As has already been demonstrated from overseas reports, vinyl is experiencing a major sales boom.
Over in the UK, the success of Record Store Day in April helped bring strong sales back to independent music retailers, while the US is currently experiencing its seventh consecutive year in growth.
Here in Australia, figures from ARIA show that while physical formats are dropping off sharply against the growing popularity of streaming services and digital downloads, vinyl is a format that remains a successful anomaly.
As ARIA indicates, Australia’s vinyl album sales increased by more than 70% in 2012 while single sales climbed by more than 50% on from 2011, as ABC News reports.
Meanwhile, ARIA CEO Dan Rosen has said that the doubling of vinyl sales in the last year has been “an interesting phenomenon… admittedly from a low base, but it went from approximately $1 million in sales to almost $2 million in sales in 12 months,” he says.
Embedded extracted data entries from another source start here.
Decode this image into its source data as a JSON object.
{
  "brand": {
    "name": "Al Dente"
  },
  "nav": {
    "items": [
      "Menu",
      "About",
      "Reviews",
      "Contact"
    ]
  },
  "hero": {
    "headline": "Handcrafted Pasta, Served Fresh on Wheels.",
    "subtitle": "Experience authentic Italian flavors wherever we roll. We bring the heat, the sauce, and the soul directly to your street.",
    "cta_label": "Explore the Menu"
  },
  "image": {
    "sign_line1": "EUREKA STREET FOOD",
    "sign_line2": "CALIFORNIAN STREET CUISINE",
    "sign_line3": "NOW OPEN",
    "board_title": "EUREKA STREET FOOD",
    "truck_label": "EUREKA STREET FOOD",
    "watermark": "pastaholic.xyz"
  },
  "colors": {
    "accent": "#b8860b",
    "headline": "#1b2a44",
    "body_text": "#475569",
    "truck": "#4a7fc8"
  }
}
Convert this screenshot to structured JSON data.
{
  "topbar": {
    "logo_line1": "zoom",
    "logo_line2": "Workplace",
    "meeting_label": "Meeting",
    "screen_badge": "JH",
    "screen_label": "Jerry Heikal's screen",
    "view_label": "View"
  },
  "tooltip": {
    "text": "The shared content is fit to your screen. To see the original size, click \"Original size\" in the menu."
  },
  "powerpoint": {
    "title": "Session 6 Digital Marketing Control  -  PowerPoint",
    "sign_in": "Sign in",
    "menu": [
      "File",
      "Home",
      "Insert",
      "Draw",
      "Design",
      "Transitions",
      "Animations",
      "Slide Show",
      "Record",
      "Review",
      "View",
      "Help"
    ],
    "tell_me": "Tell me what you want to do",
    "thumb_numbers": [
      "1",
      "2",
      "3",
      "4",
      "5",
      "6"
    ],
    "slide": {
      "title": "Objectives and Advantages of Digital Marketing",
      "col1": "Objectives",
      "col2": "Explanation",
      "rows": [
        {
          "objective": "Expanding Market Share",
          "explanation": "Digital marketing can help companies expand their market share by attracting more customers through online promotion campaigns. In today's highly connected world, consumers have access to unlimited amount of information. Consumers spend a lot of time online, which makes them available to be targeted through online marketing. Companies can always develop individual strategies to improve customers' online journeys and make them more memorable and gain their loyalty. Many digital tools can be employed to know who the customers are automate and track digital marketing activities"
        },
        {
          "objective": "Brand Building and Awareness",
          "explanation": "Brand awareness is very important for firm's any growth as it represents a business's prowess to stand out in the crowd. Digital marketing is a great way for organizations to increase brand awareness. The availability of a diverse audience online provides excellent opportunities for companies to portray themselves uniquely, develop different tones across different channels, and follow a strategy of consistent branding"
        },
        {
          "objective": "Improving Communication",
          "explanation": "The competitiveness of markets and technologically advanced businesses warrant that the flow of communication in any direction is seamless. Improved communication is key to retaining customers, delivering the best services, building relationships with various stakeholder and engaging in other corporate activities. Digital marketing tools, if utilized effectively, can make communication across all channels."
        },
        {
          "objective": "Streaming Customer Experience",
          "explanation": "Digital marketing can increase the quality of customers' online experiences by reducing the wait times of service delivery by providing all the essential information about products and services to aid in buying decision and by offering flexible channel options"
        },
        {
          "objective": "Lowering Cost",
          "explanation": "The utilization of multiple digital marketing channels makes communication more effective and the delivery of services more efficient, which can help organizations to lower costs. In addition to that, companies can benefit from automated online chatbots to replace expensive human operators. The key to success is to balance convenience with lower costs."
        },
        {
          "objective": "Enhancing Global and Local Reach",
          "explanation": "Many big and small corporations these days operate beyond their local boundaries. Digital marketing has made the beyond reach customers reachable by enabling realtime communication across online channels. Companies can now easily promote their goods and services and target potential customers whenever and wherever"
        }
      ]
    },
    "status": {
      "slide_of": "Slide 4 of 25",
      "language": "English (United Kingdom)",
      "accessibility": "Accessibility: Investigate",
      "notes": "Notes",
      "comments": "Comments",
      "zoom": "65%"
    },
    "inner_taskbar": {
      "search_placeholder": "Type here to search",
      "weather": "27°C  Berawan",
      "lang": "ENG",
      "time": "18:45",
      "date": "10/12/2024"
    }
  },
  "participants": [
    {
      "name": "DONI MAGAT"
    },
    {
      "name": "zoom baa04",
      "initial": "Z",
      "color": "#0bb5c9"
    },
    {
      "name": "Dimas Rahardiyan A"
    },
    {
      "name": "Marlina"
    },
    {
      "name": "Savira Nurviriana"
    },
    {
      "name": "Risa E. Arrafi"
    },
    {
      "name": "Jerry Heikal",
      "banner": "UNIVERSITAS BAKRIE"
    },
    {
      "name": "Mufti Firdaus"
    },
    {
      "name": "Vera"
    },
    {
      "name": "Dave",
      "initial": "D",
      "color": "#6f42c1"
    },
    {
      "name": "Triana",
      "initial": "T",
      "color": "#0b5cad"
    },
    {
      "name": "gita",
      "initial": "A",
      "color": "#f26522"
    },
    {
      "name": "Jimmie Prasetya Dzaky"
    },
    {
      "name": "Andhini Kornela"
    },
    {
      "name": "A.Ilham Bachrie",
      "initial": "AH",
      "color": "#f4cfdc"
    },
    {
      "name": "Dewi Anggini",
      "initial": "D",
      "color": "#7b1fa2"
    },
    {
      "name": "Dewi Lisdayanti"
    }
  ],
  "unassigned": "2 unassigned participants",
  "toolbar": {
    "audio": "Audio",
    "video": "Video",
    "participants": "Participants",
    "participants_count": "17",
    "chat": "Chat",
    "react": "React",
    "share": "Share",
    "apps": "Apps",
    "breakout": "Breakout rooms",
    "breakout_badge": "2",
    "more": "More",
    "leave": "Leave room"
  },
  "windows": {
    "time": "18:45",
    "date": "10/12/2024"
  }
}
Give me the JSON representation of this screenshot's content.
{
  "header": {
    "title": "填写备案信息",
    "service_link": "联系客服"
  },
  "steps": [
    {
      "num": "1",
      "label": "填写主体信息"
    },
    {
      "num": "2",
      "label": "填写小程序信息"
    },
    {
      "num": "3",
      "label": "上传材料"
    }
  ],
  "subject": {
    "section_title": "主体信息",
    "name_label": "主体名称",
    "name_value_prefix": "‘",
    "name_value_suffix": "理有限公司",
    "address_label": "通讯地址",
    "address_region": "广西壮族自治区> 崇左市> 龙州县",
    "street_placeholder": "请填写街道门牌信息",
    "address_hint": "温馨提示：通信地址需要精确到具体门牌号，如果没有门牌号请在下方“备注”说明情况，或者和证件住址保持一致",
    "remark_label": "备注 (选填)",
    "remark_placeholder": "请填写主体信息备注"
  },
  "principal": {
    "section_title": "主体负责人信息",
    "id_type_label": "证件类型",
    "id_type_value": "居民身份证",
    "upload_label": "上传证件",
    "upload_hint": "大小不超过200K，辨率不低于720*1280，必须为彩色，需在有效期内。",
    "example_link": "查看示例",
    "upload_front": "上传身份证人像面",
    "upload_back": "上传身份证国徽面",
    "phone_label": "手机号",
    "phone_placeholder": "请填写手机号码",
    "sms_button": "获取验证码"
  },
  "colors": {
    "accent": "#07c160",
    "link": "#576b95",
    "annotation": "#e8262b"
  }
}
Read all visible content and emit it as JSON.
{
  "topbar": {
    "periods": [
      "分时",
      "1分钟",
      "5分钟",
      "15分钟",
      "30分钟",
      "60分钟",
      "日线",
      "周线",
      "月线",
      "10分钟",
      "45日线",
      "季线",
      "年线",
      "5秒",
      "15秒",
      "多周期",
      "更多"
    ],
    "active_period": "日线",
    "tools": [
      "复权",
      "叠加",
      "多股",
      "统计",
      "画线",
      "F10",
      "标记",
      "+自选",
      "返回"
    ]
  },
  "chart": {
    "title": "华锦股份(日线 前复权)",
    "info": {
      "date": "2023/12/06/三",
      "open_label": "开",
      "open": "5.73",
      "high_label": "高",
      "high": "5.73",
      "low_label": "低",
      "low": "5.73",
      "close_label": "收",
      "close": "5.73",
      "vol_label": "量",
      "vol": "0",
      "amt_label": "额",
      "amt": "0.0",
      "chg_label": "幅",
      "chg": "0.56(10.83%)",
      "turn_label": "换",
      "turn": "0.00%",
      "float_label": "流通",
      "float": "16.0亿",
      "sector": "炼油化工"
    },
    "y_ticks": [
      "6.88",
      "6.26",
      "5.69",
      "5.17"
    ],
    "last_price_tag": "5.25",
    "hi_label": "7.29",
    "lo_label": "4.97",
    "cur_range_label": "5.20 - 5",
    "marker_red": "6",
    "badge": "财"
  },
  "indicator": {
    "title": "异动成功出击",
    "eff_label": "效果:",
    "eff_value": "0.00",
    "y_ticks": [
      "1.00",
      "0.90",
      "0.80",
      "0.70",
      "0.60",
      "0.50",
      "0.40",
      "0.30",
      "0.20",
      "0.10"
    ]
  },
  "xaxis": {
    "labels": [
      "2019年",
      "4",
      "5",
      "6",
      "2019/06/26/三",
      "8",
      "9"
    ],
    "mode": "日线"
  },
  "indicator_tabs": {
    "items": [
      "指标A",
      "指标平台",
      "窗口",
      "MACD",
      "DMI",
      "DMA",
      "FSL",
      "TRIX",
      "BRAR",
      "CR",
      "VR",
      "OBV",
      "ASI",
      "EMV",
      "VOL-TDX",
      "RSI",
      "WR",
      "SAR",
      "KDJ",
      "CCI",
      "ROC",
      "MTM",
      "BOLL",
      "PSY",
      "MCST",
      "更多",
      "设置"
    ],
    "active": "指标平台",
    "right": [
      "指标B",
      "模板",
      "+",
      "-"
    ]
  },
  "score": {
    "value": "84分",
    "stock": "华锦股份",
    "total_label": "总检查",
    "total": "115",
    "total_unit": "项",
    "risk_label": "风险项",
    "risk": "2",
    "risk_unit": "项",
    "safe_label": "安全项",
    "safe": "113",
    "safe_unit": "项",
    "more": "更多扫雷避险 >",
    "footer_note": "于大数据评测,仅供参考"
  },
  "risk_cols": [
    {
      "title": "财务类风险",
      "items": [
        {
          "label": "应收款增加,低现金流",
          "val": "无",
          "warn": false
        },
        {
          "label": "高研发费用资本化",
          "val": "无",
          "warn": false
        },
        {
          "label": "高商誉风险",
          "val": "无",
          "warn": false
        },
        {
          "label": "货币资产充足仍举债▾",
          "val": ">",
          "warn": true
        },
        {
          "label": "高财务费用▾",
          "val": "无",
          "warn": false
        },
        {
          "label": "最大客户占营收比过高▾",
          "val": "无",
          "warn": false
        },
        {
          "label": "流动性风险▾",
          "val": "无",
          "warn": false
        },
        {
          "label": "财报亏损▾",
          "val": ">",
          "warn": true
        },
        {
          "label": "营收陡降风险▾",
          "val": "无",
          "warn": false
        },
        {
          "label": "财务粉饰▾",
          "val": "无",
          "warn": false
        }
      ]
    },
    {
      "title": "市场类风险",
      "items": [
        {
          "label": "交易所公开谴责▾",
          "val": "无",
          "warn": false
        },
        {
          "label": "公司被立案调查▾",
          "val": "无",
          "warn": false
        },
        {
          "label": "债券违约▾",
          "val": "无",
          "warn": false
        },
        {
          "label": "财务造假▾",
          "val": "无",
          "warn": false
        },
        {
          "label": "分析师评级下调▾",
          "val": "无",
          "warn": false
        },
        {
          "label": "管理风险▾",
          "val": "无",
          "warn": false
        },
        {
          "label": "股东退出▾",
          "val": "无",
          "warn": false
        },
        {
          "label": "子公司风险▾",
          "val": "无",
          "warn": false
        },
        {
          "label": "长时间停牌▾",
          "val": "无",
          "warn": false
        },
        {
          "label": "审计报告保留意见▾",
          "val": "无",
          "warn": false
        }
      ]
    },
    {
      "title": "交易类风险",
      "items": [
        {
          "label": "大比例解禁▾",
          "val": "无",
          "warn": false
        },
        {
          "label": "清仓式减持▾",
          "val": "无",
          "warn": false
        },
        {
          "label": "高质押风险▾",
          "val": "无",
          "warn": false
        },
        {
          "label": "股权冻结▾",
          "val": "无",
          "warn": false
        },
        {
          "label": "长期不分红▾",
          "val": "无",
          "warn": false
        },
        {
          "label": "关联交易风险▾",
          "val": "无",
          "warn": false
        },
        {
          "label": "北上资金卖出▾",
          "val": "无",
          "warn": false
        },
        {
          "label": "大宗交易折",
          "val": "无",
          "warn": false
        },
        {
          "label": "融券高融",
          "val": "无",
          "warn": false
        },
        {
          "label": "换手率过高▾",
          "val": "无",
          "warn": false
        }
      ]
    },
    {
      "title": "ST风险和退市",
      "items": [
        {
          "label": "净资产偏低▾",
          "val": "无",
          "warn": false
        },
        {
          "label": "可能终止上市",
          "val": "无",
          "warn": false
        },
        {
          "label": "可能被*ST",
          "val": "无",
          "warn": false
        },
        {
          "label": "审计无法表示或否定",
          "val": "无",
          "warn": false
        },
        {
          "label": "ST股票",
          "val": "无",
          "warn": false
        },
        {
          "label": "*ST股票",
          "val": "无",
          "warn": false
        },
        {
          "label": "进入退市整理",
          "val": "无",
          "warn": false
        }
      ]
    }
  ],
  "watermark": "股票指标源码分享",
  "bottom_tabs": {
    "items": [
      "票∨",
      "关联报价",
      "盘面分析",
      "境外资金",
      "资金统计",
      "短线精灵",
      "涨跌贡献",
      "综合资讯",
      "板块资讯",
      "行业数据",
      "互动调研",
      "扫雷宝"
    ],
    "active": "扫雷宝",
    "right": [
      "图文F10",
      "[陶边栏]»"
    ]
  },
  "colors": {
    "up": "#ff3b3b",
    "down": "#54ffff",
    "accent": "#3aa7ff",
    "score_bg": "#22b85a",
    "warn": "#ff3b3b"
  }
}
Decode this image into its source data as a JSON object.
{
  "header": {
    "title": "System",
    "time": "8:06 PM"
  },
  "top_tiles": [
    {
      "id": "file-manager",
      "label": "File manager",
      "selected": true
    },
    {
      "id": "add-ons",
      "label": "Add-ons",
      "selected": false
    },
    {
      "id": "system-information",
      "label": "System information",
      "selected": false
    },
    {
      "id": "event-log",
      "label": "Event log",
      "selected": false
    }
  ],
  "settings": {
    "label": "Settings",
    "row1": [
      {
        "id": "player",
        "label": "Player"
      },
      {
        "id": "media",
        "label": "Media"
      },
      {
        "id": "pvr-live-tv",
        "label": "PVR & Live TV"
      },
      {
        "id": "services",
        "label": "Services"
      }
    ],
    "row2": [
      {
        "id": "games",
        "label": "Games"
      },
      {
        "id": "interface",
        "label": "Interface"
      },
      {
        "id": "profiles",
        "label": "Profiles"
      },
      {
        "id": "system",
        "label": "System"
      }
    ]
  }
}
As for the renewed interest in the vintage format, Rosen remarks: “I think there’s a great romance about putting something on a turn table and dropping down the needle and hearing the little crackles and squeaks;” there is also a more practical element in “a lot of new artists are using vinyl as a way to give their fans a physical product and a lot of artists will give the vinyl but you’ll get a digital download as well when you buy the vinyl.”
As previously reported, it’s not just the older set of music fans that are helping the wax format blossom, but in fact a key purchasing demographic of 18-24 that are driving format sales. Something that Warwick Vere, the owner of the resuscitated Brisbane record store, Rocking Horse Records, has definitely noticed. “Vinyl went from approximately $1 million in sales to almost $2 million in sales in 12 months.”
– Dan Rosen, ARIA CEO
“We were lamenting the fact we had lost Gen Y. Lunchtime was a sea of lanyards and grey hair but vinyl has reinvigorated the Gen Ys coming in,” Vere tells ABC. He attributes the renaissance in vinyl as almost single-handedly rescuing his store from imminent closure in recent years; “towards the end of about 2009-10 there was a real vinyl resurgence. Which was just in time to save us.”
So why Gen Y’s interest in a format that had its dominant heyday before many of them were even born?
“There’s the perception that vinyl is a superior sound carrier,” explains Associate Professor Ian Woodward of Griffith University, who is releasing a book about the surge in vinyl interest next year. But that’s just one factor, and perhaps a minor concern. “It is, but of course not all listeners can tell much difference between a CD, digital or vinyl. But there is a widespread perception that vinyl sounds warmer and is more human.”
There is, of course, also the ‘cool’ factor. “To buy and listen to vinyl sometimes demonstrates a political commitment against the global download industry but is more often about demonstrating that one is a serious music listener,” adds Professor Woodward. “In this sense, vinyl is a material carrier of music heritage.”
In other words, a fascination and nostalgia with the little wax format that could, but its also about a growing appreciation for the artistic, physical artefact at a time when the music landscape is predominantly shifting to online and digital.
“They’re pieces of art, even just looking at the artwork on them,” enthuses Shannon Logan, a Brisbanite who opened her own store – Jet Black Cat Music – following the burgeoning success of her weekend market stall. “I’ll have them when I’m really, really old and I think that’s really nice. I can look back at my life and hand them down to my grandchildren,” she remarks of her treasured record collection. “Everyone of all ages is getting into vinyl and starting to collect and really appreciate that so it’s great.”
The demand for vinyl has also ensured a more steady supply, keeping Melbourne’s Zenith Records – Australia’s sole vinyl pressing plant – in business, and in fact doubling their work force and adding two new pressing machines to their facilities.
“A lot of people want to put their stuff on vinyl and yeah there’s no shortage of enquires at the moment,” says Paul Rigby, who says that vinyl is no longer a niche concern. “We’ve done a number of runs for artists on labels who you wouldn’t pigeonhole as the hipster vinyl type of act, but they’ve done very well out of vinyl.”
“We are just doing what we love and not making any money but covering our costs,” admits Rigby, reminding that while vinyl is growing, it’s still a concentrated boost compared the millions turned over by digital; “but look, early days yet, we may be here for another five years, we may be here for another 10 years, but it is all in the hands of the taste makers out there.”
Australia’s not alone in its love of vinyl either, 2013 is set to be the climax point for a few steady years’ worth of sales, especially in the US. “We are in our seventh straight year of growth in vinyl and projected to have a record-setting year in vinyl,” reports David Bakula, Senior Vice President of Nielsen’s entertainment division.
Nielsen have been tracking vinyl sales since 1991 – a dire year for the format as CDs were reaching their ascent – but now CDs are down nearly 14.2 % in the first half of 2013 while LP sales have grown by 33.5% with over 4 million LPs sold, a sales spike that’s a shock to Bakula. “It’s just unbelievable. When the consumer seems to be going towards more portability and ease of use and things like that, to have vinyl doing as well as it is doing is very surprising.”